Além disso, o estudo teve validação em diferentes populações. Entre elas estão dados do programa All of Us, do NIH, sigla em inglês para Instituto Nacional de Saúde dos Estados Unidos.
O material divulgado pelo Sabin informa que o estudo serviu de base para a análise de variantes genéticas ligadas aos receptores GLP-1 e GIP. Essas variantes estão relacionadas às moléculas presentes nos medicamentos avaliados pelo teste.
O exame analisa essas características genéticas. Com isso, o objetivo é fornecer dados que o profissional de saúde possa considerar na definição da terapia. Segundo a empresa, essas informações podem contribuir para uma escolha mais personalizada do tratamento, considerando o perfil genético de cada paciente.
O material divulgado não informa detalhes sobre o desempenho individual do teste. Da mesma forma, não apresenta dados sobre a capacidade de prever, com precisão, como cada paciente responderá a determinado medicamento.
Por isso, o paciente deve compreender a análise como uma ferramenta de apoio à avaliação clínica. A decisão sobre o tratamento continua sob responsabilidade do profissional de saúde.
Exame não substitui a avaliação médica
O uso de informações genéticas pode complementar a avaliação da terapia. No entanto, o teste não substitui a consulta nem o acompanhamento médico.
O profissional de saúde responsável pelo paciente deve realizar a escolha do tratamento. Para isso, poderá considerar os resultados do exame junto às demais informações clínicas.
“Esse exame não substitui a avaliação médica, mas oferece dados valiosos para personalizar a escolha da terapia pelo profissional de saúde”, explica Gustavo Barra, coordenador de Genômica do Sabin.
Segundo as informações divulgadas pela empresa, o teste pode atender pessoas que estão prestes a iniciar o tratamento. Além disso, também pode ser uma opção para pacientes que já enfrentam dificuldades de tolerância aos medicamentos.
Da mesma forma, pessoas que buscam informações adicionais podem realizar o exame para discutir a escolha terapêutica com o médico.
Assim, o exame pode funcionar como um recurso complementar na avaliação do paciente. Ele não substitui a análise clínica nem a decisão do profissional de saúde.
Coleta pode ser feita por sangue ou saliva
Segundo o Sabin, o paciente pode realizar a coleta do material por sangue ou saliva.
Além disso, o exame não exige jejum, de acordo com as informações fornecidas pela empresa.

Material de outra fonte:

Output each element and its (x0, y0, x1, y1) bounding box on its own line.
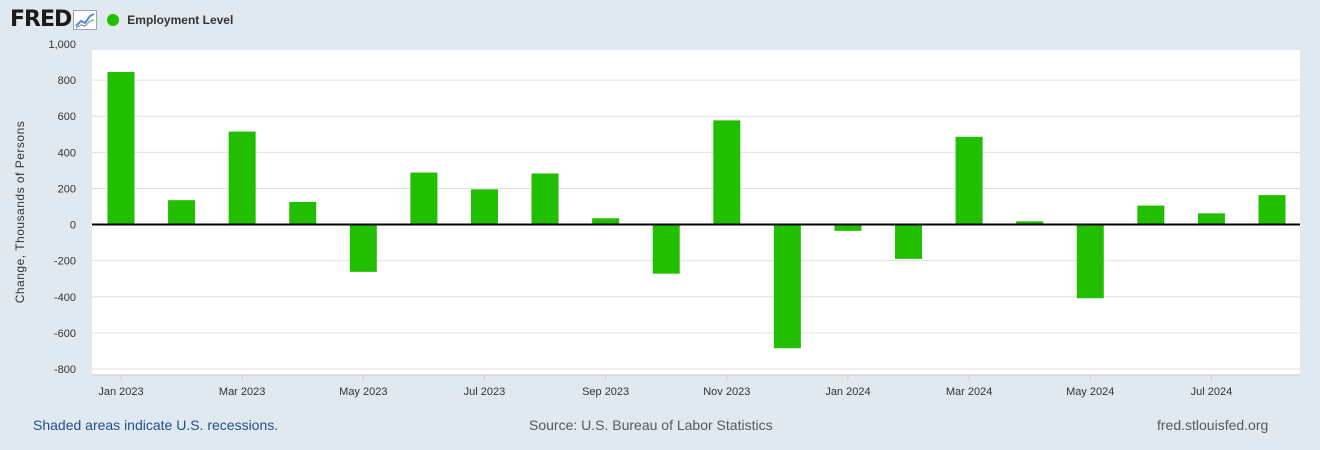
x-tick-label: Jan 2024 (825, 386, 870, 398)
gridlines (92, 79, 1300, 370)
y-tick-label: -800 (54, 364, 76, 376)
y-tick-label: 800 (58, 75, 76, 87)
bar (713, 120, 741, 225)
bar (955, 136, 983, 225)
bar (895, 224, 923, 259)
legend: Employment Level (107, 13, 233, 27)
x-tick-label: May 2023 (339, 386, 387, 398)
x-axis-ticks: Jan 2023 Mar 2023 May 2023 Jul 2023 Sep 2023… (92, 374, 1300, 398)
x-tick-label: Mar 2023 (219, 386, 265, 398)
x-tick-label: Jan 2023 (98, 386, 143, 398)
bar (1137, 205, 1165, 225)
x-tick-label: Nov 2023 (703, 386, 750, 398)
y-tick-label: -200 (54, 256, 76, 268)
x-tick-label: Mar 2024 (946, 386, 992, 398)
bar (592, 218, 620, 225)
fred-logo-graph-icon (73, 10, 98, 30)
bar (168, 200, 196, 225)
y-tick-label: 200 (58, 183, 76, 195)
chart-header: FRED Employment Level (10, 6, 233, 34)
bar (470, 189, 498, 225)
y-tick-label: 0 (70, 220, 76, 232)
x-tick-label: Jul 2023 (464, 386, 506, 398)
bar (1197, 213, 1225, 225)
bars (107, 71, 1286, 349)
bar (349, 224, 377, 272)
x-tick-label: Jul 2024 (1191, 386, 1233, 398)
bar (228, 131, 256, 225)
source-text: Source: U.S. Bureau of Labor Statistics (529, 417, 773, 433)
bar (834, 224, 862, 231)
fred-logo[interactable]: FRED (10, 7, 72, 32)
x-tick-label: May 2024 (1066, 386, 1114, 398)
recession-note: Shaded areas indicate U.S. recessions. (33, 417, 279, 433)
legend-swatch (107, 14, 120, 26)
y-tick-label: 600 (58, 111, 76, 123)
bar (1016, 221, 1044, 225)
y-tick-label: 400 (58, 147, 76, 159)
bar (1076, 224, 1104, 299)
legend-series-label: Employment Level (127, 13, 234, 27)
bar (289, 201, 317, 225)
bar (107, 71, 135, 225)
site-link[interactable]: fred.stlouisfed.org (1157, 417, 1269, 433)
y-tick-label: -400 (54, 292, 76, 304)
y-tick-label: -600 (54, 328, 76, 340)
bar (773, 224, 801, 349)
y-axis-ticks: 1,000 800 600 400 200 0 -200 -400 -600 -800 (48, 39, 76, 376)
y-tick-label: 1,000 (48, 39, 76, 51)
bar (652, 224, 680, 274)
bar (531, 173, 559, 225)
bar (1258, 195, 1286, 225)
x-tick-label: Sep 2023 (582, 386, 629, 398)
plot-area (92, 50, 1300, 375)
bar (410, 172, 438, 225)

Ainda segundo o material divulgado, o resultado é considerado vitalício porque o genoma não muda. As características genéticas analisadas permanecem as mesmas ao longo da vida.
No entanto, a interpretação clínica dessas informações deve ficar sob responsabilidade do profissional que acompanha o paciente.
O teste pode atender pessoas que ainda vão iniciar o tratamento com medicamentos à base de semaglutida ou tirzepatida. Também pode ser procurado por quem já utiliza essas substâncias e apresenta dificuldades relacionadas à tolerância.
Por fim, pacientes que desejam reunir informações adicionais também podem discutir o exame com o médico. O objetivo é avaliar se os dados genéticos podem contribuir para a estratégia terapêutica.
Onde o teste está disponível
Segundo o Sabin, o exame pode ser adquirido pelo site da empresa ou realizado em unidades de atendimento localizadas em Salvador, Lauro de Freitas, Camaçari, Santo Antônio de Jesus, Luís Eduardo Magalhães e Barreiras.
O teste também está disponível por meio do serviço móvel Vacinas e Exames Móveis (VEM Sabin). O serviço atende pessoas físicas e empresas.
Para realizar o exame, o paciente pode fazer o agendamento virtual pelo site de agendamentos do Sabin ou pelo WhatsApp (61) 4004-8002.
Antes de realizar o exame, o paciente deve buscar orientação do profissional responsável pelo acompanhamento. O médico poderá avaliar se o teste é adequado à situação e como os resultados podem contribuir para a escolha da terapia.